Not having been privy to his side of the story, I can only imagine the dynamics: She was very focused on marriage, children and settling down. She had decided he was the one. He fit her goals, and she played the game the way she thought it should be played. He, on the other hand, either was not ready for marriage or had decided that she was not the woman with whom he wanted to spend his life. She was probably making long-term plans, focused on the end game, and had tuned herself out to the signals he was inevitably sending. Maybe he'd told her he'd loved her -- perhaps in response to her asking -- and perhaps he meant it when he said it, but emotions are not set in stone. People fall out of love for many reasons. He might have felt pressure to fit her mold. Perhaps he felt as if he were an actor in her script; that his life goals were not being addressed. Maybe he'd tried to let her know in a variety of ways his own feelings on the subject but she didn't want to hear it, because they weren't in keeping with hers. I wonder how well she really knew this man.
A man who came to one of my seminars was still bitter that a woman he'd dated for several years, a woman he'd loved, had cheated on him. When he discovered the affair, she left him. He was now deeply mistrustful of all women. "I gave her everything," he said. "I worshipped her. How could she do that to me?" I can only guess: He adored her and wanted to "possess" her. He gave her everything he thought she wanted, but never took the time to find out what she really wanted. I'm sure she had affection for him, though probably not passion. He was undoubtedly good to her, and most women are loathe to leave a nice guy, hoping their feelings will grow. I'll bet she tried to let him know, in many ways, her dissatisfaction with the relationship.
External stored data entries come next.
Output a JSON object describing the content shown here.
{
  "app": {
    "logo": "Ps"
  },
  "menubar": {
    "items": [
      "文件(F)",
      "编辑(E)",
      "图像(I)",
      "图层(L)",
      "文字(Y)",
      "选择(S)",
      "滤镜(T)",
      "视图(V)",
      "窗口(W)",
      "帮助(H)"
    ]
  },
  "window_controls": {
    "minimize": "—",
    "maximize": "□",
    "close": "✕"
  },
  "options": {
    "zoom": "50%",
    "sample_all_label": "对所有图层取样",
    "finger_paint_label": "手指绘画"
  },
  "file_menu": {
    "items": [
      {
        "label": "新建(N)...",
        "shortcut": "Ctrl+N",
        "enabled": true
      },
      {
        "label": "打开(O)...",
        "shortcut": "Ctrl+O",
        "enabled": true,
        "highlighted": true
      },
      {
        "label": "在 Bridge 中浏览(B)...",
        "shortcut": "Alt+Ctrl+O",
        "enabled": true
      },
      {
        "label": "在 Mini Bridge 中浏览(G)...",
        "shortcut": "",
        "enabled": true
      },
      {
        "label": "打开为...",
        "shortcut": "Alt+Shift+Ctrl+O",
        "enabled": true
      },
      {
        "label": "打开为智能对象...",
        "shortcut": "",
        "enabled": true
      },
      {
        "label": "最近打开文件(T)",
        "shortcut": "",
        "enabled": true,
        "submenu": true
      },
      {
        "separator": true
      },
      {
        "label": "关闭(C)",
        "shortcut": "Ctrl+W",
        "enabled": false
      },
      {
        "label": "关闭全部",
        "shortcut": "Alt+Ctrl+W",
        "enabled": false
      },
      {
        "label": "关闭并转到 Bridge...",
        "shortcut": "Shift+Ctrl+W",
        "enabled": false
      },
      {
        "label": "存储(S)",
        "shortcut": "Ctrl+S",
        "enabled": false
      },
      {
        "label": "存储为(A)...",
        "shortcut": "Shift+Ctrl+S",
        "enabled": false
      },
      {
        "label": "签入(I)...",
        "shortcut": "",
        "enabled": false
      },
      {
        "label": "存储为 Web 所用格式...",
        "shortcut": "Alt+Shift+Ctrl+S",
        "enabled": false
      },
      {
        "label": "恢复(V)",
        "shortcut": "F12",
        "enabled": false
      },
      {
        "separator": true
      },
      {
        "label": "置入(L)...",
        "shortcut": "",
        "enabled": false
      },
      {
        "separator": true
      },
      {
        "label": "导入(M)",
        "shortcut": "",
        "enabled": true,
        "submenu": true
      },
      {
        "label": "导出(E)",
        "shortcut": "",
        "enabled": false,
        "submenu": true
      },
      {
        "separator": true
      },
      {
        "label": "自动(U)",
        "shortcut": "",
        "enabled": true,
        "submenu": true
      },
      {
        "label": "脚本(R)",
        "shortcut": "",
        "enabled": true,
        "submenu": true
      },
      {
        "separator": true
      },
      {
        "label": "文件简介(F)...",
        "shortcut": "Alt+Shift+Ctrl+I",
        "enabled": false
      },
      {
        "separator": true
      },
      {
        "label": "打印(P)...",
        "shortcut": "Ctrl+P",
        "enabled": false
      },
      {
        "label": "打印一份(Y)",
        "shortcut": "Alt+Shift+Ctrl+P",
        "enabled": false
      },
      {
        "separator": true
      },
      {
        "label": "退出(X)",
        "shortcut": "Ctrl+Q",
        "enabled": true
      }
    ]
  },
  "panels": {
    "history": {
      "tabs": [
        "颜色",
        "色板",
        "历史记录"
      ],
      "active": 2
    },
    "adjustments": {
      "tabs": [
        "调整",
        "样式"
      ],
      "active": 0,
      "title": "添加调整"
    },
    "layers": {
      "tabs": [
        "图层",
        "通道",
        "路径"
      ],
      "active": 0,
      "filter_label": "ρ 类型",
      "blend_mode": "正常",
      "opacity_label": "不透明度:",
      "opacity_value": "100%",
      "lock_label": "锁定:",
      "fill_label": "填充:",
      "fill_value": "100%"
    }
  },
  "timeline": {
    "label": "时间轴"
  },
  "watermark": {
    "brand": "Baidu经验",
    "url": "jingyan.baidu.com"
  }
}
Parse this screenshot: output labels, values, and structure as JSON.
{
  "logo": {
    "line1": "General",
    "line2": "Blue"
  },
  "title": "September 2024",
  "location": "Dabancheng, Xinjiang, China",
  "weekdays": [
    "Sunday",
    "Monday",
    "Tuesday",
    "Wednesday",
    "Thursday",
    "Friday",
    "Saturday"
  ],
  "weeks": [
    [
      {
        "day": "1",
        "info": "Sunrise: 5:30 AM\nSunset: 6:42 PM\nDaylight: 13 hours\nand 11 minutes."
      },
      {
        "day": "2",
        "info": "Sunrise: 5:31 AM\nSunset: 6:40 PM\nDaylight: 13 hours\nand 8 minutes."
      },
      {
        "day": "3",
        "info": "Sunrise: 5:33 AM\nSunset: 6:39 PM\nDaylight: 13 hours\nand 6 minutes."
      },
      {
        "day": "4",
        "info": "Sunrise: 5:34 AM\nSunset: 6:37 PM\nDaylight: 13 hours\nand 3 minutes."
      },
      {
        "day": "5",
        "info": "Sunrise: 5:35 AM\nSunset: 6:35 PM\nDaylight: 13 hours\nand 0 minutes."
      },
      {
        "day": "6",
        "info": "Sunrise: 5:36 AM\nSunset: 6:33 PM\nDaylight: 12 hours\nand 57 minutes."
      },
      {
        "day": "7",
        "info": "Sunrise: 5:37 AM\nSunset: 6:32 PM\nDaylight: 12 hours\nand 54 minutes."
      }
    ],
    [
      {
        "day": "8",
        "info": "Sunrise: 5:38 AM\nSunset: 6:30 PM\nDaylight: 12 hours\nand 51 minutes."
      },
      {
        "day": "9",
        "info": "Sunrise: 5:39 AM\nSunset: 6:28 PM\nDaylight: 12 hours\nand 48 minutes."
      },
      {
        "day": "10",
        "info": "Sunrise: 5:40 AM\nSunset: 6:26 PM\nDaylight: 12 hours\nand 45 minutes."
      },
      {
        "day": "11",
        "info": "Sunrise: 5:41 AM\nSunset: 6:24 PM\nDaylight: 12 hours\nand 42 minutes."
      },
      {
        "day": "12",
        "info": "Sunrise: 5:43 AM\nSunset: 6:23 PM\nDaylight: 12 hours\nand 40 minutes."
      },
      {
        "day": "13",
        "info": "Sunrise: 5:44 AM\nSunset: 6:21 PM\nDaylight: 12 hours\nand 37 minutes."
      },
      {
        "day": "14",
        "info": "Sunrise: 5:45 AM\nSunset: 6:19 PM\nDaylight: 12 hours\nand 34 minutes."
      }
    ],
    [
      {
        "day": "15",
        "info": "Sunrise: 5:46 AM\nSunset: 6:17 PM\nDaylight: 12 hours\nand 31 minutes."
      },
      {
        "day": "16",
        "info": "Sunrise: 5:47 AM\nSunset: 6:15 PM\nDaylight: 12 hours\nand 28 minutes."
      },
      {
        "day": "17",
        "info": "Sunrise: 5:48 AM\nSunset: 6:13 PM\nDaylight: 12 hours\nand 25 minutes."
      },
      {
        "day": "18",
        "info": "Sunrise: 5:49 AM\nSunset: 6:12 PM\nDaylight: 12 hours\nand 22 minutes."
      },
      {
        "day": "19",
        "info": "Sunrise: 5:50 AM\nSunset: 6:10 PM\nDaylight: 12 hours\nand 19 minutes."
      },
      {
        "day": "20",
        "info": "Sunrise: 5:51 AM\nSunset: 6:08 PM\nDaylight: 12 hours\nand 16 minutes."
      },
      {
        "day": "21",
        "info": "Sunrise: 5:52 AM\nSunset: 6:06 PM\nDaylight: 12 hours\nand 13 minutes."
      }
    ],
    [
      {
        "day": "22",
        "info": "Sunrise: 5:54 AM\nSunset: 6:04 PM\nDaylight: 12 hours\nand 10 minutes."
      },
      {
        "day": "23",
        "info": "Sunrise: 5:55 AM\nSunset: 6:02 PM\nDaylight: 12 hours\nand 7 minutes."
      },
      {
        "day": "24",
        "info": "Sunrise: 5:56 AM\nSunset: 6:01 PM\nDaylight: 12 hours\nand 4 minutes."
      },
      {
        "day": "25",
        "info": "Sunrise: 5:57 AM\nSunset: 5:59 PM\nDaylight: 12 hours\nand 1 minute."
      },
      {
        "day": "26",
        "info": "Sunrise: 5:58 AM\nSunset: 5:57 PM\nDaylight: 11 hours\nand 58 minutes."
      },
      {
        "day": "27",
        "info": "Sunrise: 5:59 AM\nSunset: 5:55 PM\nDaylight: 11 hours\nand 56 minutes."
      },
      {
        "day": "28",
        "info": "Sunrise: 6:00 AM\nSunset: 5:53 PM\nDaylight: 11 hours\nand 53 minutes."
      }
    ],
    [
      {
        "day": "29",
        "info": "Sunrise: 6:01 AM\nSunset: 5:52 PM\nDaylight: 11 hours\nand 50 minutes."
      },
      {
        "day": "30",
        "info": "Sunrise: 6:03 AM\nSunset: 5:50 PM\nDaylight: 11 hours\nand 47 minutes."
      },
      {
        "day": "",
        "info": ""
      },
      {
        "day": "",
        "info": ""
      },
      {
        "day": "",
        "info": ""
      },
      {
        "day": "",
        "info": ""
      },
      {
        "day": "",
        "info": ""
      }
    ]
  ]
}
And I'll bet, too, he never actually heard her real issues but instead simply made an even greater effort, in his own grand but ineffective way, to please her, to win her, to bind him to her. (Maybe she longed for deeper intimacy and he took her to Paris.) When another man came along who listened to her heart, or offered her passion or simply a passive-aggressive way to end the relationship, she took it.
Nobody wants to feel as if they are a cog
in someone else's well-oiled machine. You must learn to listen to another's
soul with all your heart, not view them as a prize to be won. Allow others
to share their feelings without judgment, with support, insight and understanding.
If people are not afraid to tell you the truth, they will open up to you.
You must believe and behave in ways that demonstrate that you would rather
know an unhappy truth than hear a pretty lie.